CESP was founded in 1966 by the Government of the State of São Paulo, through the merger of 11 companies from São Paulo. Until the end of the 1990s, the Company was vertically integrated, acting in the activities of generation, transmission and distribution of electricity in the State.
At the end of the 1990s, its assets were reorganized with the purpose of attending the São Paulo State Privatization Program. Assets and distribution operations were merged into a single company, Elektro and Serviços S.A., which was subsequently privatized. The energy transmission assets were transferred to the Companhia de Transmissão de Energia Paulista (CTEEP), which was also privatized. The assets and generation operations were divided between three companies: CESP itself and two others, which were also privatized: the Tietê Electric Power Generation Company, currently AES Tietê SA, and the Paranapanema Electric Power Generation Company, now Duke Energy International – Paranapanema Generation. CESP remained the concessionaire of six hydroelectric plants: Ilha Solteira, Jupiá, Porto Primavera, Três Irmãos, Paraibuna and Jaguari.
On November 1, 2000, the State Government published a notice setting forth the conditions for the sale of its interest in the Company equivalent to 38.67% of its total share capital, being 61.62% and 14%, respectively, of all common shares and preferred shares.
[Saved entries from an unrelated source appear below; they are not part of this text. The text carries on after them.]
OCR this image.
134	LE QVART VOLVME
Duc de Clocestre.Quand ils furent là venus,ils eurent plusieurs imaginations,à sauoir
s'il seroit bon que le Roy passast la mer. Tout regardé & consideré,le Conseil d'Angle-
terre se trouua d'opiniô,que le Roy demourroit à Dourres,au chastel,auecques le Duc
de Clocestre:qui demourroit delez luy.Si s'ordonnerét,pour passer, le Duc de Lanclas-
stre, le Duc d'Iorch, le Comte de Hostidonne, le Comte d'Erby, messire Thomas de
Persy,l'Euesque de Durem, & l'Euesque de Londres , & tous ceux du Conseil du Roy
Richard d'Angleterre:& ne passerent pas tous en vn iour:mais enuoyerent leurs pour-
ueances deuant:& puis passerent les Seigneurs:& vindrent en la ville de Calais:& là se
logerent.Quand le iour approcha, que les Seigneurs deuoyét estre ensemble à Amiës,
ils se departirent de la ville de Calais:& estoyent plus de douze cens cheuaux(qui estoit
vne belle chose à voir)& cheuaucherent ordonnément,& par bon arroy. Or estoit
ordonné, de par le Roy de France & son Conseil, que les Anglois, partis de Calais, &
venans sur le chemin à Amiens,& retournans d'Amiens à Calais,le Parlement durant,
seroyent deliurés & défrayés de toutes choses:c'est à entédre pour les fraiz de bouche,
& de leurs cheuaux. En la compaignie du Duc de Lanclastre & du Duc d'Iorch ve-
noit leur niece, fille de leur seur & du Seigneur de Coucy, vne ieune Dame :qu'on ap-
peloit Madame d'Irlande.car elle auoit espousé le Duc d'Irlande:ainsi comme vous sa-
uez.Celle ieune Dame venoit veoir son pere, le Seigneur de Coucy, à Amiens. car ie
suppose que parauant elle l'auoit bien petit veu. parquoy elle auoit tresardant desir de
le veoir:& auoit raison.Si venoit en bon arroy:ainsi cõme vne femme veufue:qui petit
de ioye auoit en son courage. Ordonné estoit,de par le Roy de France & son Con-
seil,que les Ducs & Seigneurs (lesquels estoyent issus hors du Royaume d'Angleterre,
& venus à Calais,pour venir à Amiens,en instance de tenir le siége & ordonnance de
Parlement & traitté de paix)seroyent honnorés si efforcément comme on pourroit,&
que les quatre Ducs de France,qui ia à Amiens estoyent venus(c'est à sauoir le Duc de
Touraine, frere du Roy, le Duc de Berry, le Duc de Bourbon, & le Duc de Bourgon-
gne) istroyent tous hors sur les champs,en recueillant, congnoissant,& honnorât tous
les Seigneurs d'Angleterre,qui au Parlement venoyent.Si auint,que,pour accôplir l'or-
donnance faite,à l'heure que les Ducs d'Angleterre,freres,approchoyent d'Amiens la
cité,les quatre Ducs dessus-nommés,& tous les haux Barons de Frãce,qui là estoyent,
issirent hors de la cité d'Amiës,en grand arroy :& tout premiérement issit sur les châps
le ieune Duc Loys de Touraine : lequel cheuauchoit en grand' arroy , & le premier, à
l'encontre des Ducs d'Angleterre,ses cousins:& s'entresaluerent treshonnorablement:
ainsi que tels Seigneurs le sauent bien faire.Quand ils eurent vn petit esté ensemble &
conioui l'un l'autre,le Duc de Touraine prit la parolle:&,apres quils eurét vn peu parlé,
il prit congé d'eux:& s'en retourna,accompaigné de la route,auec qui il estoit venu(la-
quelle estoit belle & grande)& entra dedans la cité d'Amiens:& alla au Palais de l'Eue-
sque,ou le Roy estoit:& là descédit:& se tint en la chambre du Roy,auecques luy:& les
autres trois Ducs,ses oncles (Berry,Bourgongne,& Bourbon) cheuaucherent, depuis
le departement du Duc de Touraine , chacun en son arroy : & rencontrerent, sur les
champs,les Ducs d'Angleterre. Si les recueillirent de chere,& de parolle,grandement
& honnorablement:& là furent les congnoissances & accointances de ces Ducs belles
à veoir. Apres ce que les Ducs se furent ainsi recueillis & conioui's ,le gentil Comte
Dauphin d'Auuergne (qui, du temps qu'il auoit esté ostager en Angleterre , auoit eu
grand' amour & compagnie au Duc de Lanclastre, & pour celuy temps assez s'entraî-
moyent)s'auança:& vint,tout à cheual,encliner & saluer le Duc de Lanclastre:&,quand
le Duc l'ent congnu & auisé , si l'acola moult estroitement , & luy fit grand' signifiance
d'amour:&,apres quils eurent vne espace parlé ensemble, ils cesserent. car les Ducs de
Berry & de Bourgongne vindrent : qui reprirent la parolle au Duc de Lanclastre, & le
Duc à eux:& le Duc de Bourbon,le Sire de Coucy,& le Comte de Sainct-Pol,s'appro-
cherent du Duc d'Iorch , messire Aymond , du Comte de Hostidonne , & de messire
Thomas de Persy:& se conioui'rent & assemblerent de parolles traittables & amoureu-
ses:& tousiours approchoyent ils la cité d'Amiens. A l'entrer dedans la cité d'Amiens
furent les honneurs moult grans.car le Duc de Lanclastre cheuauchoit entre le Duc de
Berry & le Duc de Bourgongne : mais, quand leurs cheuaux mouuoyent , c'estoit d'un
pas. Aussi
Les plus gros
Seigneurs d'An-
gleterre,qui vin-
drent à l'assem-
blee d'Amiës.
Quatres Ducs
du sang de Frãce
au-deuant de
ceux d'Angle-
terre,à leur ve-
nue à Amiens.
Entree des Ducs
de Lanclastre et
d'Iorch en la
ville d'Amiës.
The divestiture was suspended when none of the six prequalified companies bid.
In May 2001, another attempt was made to privatize, which was subsequently suspended by the State Government before the date proposed for the auction, May 16, 2001, due to the uncertainty generated by the impending energy crisis, among other factors. The State Government then announced that the privatization of CESP was suspended.
On June 28, 2006, the Company concluded the Primary Public Offering of class B preferred shares, in the amount of R$ 3.2 billion, resulting from the market share of R$ 2 billion and the controlling shareholder, Fazenda do Estado de São Paulo Paulo, at R$ 1.2 billion, pursuant to the Agreement for the Execution of Subscription and Payment of Shares, celebrated on July 10, 2006.
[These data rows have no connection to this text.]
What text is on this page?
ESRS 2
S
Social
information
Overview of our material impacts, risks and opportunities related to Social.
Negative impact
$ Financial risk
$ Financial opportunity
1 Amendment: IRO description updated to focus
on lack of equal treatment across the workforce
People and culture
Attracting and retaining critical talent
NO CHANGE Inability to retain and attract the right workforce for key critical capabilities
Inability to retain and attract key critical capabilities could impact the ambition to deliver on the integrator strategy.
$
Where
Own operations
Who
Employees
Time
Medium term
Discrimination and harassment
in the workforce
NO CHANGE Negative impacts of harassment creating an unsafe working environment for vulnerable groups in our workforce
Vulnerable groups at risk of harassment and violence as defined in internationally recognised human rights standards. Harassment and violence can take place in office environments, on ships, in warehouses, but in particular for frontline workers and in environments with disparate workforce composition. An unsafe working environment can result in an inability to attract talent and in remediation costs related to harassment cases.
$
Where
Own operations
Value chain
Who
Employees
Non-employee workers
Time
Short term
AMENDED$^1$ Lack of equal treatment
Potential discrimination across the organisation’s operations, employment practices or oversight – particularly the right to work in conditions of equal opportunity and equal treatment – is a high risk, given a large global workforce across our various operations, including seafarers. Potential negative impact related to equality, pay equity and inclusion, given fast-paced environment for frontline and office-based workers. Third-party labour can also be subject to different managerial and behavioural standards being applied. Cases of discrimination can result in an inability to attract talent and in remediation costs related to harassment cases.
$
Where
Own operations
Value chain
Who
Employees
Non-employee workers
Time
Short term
In July 2006, the Company adhered to Level 1 of the Differentiated Corporate Governance Practices of Brazil, Bolsa, Balcão S.A. (B3 S.A.). In addition, the Company has adopted a set of good corporate governance practices, incorporated into its Bylaws, which include the creation of a new class of preferred shares – the Class B Preferred -, which was granted the right to receive 100% of the amount paid to the common shares in case of sale of the Company’s control (“tag-along”); the adhesion to the Arbitration Chamber of B3 S.A. for the resolution of controversies of a corporate nature; the maintenance of at least 20% of the members of the Board of Directors, who must be independent.
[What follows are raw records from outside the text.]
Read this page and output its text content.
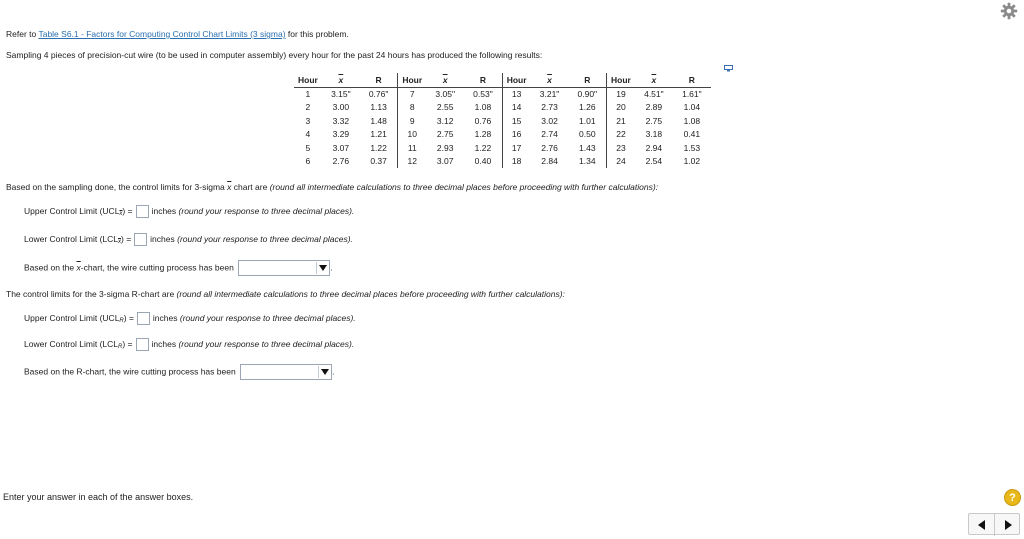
Refer to Table S6.1 - Factors for Computing Control Chart Limits (3 sigma) for this problem.
Sampling 4 pieces of precision-cut wire (to be used in computer assembly) every hour for the past 24 hours has produced the following results:
Hour	$\overline{x}$	R	Hour	$\overline{x}$	R	Hour	$\overline{x}$	R	Hour	$\overline{x}$	R
1	3.15"	0.76"	7	3.05"	0.53"	13	3.21"	0.90"	19	4.51"	1.61"
2	3.00	1.13	8	2.55	1.08	14	2.73	1.26	20	2.89	1.04
3	3.32	1.48	9	3.12	0.76	15	3.02	1.01	21	2.75	1.08
4	3.29	1.21	10	2.75	1.28	16	2.74	0.50	22	3.18	0.41
5	3.07	1.22	11	2.93	1.22	17	2.76	1.43	23	2.94	1.53
6	2.76	0.37	12	3.07	0.40	18	2.84	1.34	24	2.54	1.02
Based on the sampling done, the control limits for 3-sigma $\overline{x}$ chart are (round all intermediate calculations to three decimal places before proceeding with further calculations):
Upper Control Limit $(UCL\overline{x})$ = inches (round your response to three decimal places).
Lower Control Limit $(LCL\overline{x})$ = inches (round your response to three decimal places).
Based on the $\overline{x}$-chart, the wire cutting process has been	.
The control limits for the 3-sigma R-chart are (round all intermediate calculations to three decimal places before proceeding with further calculations):
Upper Control Limit (UCLR) = inches (round your response to three decimal places).
Lower Control Limit (LCLR) = inches (round your response to three decimal places).
Based on the R-chart, the wire cutting process has been	.
Enter your answer in each of the answer boxes.	?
In February 2008, another attempt was made to privatize CESP, for which no interested parties appeared.
Provisional Measure 579, of September 11, 2012 (converted into Law 12,783 / 2013), dealt with the concessions for generation, transmission and distribution of electric energy. This Provisional Measure offered to CESP the anticipation, in January 2013, of the renewal of the concessions of the Solteira and Jupiá mills, due on July 7, 2015. The same treatment was given to the Três Irmãos Plant, whose maturity of its first concession had occurred in November 2011. This plant was transferred to Tijoá Participações e Investimentos SA in September 2014, the winner of an auction promoted by the Granting Authority.
The conditions established referred to new revenues to be earned by the Company for operation of these plants, and indemnity values for assets not yet amortized, related to the basic project. It was also established that plants whose early renewals were not accepted would be tendered at the end of the concessions.
At a meeting held on December 3, 2012, the Company’s shareholders decided not to renew the concessions in advance. With this decision, CESP continued to operate Usinas Ilha Solteira and Jupiá until the end of the concession on July 7, 2015.
On January 29, 2018, in view of the publication of Federal Decree No. 9.271 / 18, which allows generation concessions to be extended for up to 30 years in the context of a privatization, CDPED decided to resume the process of transfer of ownership control of CESP. On July 6, 2018, CDPED approved the general conditions of the Notice of sale of the shareholding control of CESP.
With the acquisition of control, VTRM became the holder of 46.76% of the common shares and 6.86% of the preferred class B shares, and SF 92 became the holder of 46.76% of the common shares and 6.86% class B preferred shares. The amount of these shares represents approximately 40% of the Company’s total share capital.